« Connaître sert beaucoup pour inventer. » (Mme de Staël)

Sources de Phèdre (Racine)

   Dans la Préface de Phèdre, si Racine nomme Sénèque au passage et fait une allusion à ses prédécesseurs français, c’est chez Euripide avant tout qu’il déclare avoir pris le sujet de sa pièce. Il a cependant profondément transforme l’original grec. Dans Hippolyte porte-couronne, comme le titre l’indique, c’est Hippolyte le personnage principal, et l’aspect religieux est essentiel : il y a comme un duel entre les deux déesses rivales, Aphrodite et Artémis, qui poussent les mortels, la première à aimer, la seconde à résister à l’amour ; on les voit toute deux sur la scène. Racine n’en gardera que la présence invisible de Vénus. C’est parce qu‘Hippolyte la dédaigne et pour se venger de lui qu’Aphrodite inspire à Phèdre un amour criminel, que la nourrice Œnone révèle au jeune homme. Phèdre se pend avant le retour de son époux. Mais un écrit trouvé dans les mains de la morte trompe Thésée, qui maudit son fils. Après la catastrophe, Hippolyte est rapporté sur scène, où, après une longue déploration, il meurt dans les bras de son père. En définitive, avec de nombreux traits du récit final, Racine ne doit guère au poète grec que deux scènes essentielles : celle où la nourrice arrache à   Phèdre l’aveu de son amour et celle où Thésée maudit son fils.  

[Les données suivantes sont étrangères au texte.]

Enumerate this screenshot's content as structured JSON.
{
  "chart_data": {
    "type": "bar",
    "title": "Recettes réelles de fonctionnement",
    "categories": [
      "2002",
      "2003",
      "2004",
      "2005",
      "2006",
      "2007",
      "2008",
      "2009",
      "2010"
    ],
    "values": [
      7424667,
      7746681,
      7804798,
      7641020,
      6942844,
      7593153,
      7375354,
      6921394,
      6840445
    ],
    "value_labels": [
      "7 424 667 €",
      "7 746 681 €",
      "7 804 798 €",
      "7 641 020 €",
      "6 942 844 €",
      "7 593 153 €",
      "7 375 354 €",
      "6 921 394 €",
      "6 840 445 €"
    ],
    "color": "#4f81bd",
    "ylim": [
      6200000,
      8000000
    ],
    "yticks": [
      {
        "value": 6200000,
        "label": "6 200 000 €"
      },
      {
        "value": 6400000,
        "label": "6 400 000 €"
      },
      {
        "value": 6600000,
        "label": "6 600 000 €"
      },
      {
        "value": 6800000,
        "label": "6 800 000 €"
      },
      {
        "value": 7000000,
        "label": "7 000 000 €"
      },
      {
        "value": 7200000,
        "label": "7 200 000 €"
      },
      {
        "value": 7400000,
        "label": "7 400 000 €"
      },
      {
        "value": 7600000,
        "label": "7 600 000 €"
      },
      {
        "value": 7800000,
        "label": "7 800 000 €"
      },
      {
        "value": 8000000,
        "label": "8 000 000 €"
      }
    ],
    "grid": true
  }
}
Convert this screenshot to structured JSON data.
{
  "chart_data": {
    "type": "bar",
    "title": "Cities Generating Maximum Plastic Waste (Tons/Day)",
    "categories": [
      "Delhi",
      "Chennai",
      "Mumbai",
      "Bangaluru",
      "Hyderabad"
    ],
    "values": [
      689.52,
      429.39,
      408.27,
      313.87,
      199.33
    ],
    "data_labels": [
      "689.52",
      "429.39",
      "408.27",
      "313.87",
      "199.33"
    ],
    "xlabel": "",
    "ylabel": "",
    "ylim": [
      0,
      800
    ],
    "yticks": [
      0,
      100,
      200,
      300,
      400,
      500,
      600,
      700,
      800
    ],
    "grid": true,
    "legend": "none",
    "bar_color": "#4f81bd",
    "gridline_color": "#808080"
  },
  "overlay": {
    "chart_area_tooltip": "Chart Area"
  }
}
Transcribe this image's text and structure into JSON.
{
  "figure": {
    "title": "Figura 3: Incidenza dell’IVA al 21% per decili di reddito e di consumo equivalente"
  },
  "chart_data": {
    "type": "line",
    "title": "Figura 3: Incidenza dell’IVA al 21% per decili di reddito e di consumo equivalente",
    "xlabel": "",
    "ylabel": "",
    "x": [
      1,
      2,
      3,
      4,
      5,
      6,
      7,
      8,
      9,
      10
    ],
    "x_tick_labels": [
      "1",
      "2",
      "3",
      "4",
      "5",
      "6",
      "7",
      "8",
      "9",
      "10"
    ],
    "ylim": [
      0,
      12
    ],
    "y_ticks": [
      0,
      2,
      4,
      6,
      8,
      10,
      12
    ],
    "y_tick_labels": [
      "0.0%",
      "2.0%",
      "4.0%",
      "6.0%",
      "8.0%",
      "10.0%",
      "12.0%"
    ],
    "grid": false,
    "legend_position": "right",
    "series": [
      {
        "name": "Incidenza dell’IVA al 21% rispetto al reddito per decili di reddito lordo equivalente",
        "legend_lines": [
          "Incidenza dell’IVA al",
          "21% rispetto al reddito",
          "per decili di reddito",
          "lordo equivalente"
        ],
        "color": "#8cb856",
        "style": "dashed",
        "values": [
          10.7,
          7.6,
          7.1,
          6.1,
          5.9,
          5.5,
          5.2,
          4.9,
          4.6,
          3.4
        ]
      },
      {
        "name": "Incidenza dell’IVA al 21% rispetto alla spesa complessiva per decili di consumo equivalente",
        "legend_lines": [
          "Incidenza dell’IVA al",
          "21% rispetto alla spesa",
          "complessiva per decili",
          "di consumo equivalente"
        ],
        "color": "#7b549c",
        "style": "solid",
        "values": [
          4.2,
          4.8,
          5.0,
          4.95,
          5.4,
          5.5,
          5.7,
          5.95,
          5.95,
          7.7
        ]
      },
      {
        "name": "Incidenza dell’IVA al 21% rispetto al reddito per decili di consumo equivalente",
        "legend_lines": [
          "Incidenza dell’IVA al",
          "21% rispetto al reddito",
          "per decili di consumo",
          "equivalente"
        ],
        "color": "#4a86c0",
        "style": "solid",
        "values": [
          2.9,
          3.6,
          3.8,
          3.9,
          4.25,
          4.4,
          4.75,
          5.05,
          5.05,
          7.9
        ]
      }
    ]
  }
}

   Moins avouée, l’influence de Sénèque équilibre au moins celle d’Euripide dans la tragédie de Racine. C’est à l’écrivain latin que Racine doit l’importance du personnage de Phèdre : elle déclare elle-même son amour à Hippolyte ; c’est sa mort et non celle d’Hippolyte qui, par un suicide sur la scène, marque le terme de l’action. Et de nombreux vers rappellent le texte de Sénèque, particulièrement dans le récit de Théramène.

   La dette de Racine envers l’Hippolyte de Garnier (1573) et celui de La Pinelière (1635) semble ne revanche à peu près nulle, ces deux tragédies s’inspirant elles-mêmes beaucoup de Sénèque : La Pinelière commence cependant à moderniser le personnage d’Hippolyte. En 1647, dans une nouvelle pièce, sacrifiant aux convenances, comme plus tard Pradon, Gilbert ne faut plus de Phèdre que la fiancée de Thésée et rend même Hippolyte amoureux d’elle, ce qui dénature tout à fait le sujet. Chez Bidar, en 1675, c’est d’une autre jeune fille, Cyane, qu’Hippolyte est amoureux, d’où peut-être chez Racine l’idée du personnage d’Aricie. Enfin, deux autres pièces ont pu orienter Racine vers la légende de Phèdre : le Bellérophon de Quinault (1671), dont la situation et les caractères rappellent de façon précise ceux de Phèdre, et l’Ariane de Thomas Corneille, toute dominée par l’idée des fatalités de l’amour, dans laquelle Phèdre, égarée, dévorée de remords, trahit sa sœur et avoue sa passion à son beau-frère.

   Pour l’essentiel, cependant, c’est bien aux sources antiques que Racine a directement puisé. Outre Euripide et Sénèque, jusque dans le détail, les réminiscences d’autres auteurs sont fréquentes : d‘Ovide, Racine connaissait l’épître de Phèdre à Hippolyte dans le Héroïdes ; pour la peinture de la passion, plusieurs traits viennent d’une traduction de Sapho, faite par Boileau, et des Magiciennes, de Théocrite ; mais le grand poète dont Racine est tout imprégné reste Virgile : l’amour de Phèdre doit beaucoup à celui de Didon, et le monstre final, aux serpents de Laocoon.   

   Il va sans dire, bien sûr, que, tant pour la conduite de l’action la peinture des caractères que pour l’atmosphère poétique et la beauté des vers, l’examen de ces sources ne sert qu’à faire ressortir l’originalité et l’unité de l’univers tragique créé par Racine.